Depois vieram o sucesso de I Do Not Want What I Haven’t Got, que em diversos países ascendeu ao topo nas tabelas de vendas, e a foto do Papa. “Sinto que ter um álbum que atingiu o primeiro lugar fez a minha carreira descarrilar, e rasgar a foto recolocou-me no caminho certo”, escreveria no livro de memórias.
Sinéad fazia pop, mas também fazia o que lhe apetecia. Gravou canções tradicionais irlandeses, explorou o reggae. Em termos de popularidade, nunca voltaria ao patamar de I Do Not Want What I Haven’t Got, mas, segundo o que dizia, isso não figurava nas suas preocupações. Novamente a conversa com o The Guardian: “A única razão para fazer um álbum é porque vais endoidecer se não o fizeres. Se o fazes porque queres ter fama ou dinheiro, ou porque queres impressionar o tipo ao fundo da esquina, não vai ser um álbum bom.”

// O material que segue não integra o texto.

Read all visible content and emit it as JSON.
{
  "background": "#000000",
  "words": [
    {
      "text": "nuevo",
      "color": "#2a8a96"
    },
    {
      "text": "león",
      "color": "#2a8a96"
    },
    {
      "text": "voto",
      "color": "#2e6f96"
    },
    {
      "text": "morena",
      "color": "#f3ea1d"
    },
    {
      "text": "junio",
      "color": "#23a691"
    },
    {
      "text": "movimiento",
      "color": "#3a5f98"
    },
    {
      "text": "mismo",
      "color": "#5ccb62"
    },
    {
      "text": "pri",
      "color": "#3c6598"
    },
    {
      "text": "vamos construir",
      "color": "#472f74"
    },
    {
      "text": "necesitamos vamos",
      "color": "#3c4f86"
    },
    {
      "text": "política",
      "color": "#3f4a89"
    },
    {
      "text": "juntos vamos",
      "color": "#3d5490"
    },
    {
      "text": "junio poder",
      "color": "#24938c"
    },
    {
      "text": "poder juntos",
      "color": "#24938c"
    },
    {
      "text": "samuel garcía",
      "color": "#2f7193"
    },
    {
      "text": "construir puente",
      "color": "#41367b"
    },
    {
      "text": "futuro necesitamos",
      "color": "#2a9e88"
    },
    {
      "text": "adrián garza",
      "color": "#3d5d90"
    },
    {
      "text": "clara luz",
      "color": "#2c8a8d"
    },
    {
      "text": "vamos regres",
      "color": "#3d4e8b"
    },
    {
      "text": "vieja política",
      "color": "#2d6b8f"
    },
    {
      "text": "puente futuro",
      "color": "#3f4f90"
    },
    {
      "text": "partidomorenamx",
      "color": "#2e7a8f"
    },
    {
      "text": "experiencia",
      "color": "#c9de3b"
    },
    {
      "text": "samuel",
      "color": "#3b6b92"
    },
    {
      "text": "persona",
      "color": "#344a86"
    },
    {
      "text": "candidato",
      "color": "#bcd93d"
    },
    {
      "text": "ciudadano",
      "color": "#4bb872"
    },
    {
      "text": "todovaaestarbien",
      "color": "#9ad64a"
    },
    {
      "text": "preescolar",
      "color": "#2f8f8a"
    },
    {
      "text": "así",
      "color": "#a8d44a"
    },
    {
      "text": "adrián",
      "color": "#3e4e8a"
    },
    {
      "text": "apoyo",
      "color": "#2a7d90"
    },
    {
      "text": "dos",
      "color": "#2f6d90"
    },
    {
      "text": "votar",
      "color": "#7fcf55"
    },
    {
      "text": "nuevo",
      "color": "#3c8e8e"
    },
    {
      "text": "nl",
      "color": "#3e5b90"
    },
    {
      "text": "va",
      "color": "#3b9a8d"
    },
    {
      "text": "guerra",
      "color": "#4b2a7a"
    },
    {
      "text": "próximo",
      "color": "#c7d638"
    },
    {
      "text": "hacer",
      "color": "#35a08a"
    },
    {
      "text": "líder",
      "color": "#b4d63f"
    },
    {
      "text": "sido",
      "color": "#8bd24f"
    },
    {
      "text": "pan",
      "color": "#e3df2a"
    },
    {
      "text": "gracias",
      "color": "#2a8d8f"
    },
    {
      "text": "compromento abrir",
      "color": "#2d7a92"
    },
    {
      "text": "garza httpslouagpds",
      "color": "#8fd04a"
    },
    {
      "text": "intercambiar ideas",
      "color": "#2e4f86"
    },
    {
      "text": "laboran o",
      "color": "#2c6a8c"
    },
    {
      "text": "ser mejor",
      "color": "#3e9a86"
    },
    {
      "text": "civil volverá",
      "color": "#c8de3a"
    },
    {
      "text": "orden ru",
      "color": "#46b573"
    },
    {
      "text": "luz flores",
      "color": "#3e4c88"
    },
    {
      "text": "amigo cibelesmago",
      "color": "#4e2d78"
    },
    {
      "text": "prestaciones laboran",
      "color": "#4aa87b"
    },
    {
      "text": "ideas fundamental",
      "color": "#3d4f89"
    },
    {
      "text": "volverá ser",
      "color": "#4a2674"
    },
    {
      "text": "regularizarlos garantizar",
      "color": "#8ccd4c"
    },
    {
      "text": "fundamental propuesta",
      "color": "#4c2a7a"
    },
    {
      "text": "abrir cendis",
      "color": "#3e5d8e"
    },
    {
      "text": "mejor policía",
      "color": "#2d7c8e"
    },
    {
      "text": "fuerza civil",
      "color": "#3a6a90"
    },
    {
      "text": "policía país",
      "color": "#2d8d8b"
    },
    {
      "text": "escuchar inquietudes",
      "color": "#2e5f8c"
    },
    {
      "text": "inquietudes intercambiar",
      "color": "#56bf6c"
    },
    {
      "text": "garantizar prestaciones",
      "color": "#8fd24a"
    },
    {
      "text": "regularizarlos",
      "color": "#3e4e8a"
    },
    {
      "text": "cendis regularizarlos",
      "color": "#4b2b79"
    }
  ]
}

Apesar de em 1992 ter rasgado a foto do Papa João Paulo II, Sinéad sempre foi uma pessoa de fé — tanto que em 1999 foi ordenada sacerdotisa por um culto católico independente, não reconhecido pelo Vaticano. Mais tarde, converteu-se ao islão.
Marcada por altos e baixos, a sua saúde mental enfrentou uma crise profunda em 2017, quando publicou vídeos nas redes sociais em que surgia num estado frágil e confessava estar a atravessar uma fase de grande turbulência. “A minha vida inteira está a girar em torno de não morrer, e isso não é viver”, diria.
Em 2021, quando foi entrevistada pelo The Guardian, dizia estar num bom lugar. “Mas não sou estúpida ao ponto de pensar que não terei recaídas. Sou uma sobrevivente de abuso em recuperação — e isso é o trabalho de uma vida. Não é como se tu renascesses ou algo assim.” Nessa entrevista, apesar dos temas conturbados, evidenciava o seu sentido de humor.
O’Connor teve quatro filhos, o terceiro dos quais cometeu suicídio em Janeiro de 2022, aos 17 anos.
Assim termina Teresa Villaverde o seu artigo de opinião sobre a cantora: “Há muita gente, e muitas instituições, que devem a Sinéad O’Connor um pedido de desculpa. Darão certamente — uns dias ou uns anos depois da sua morte.”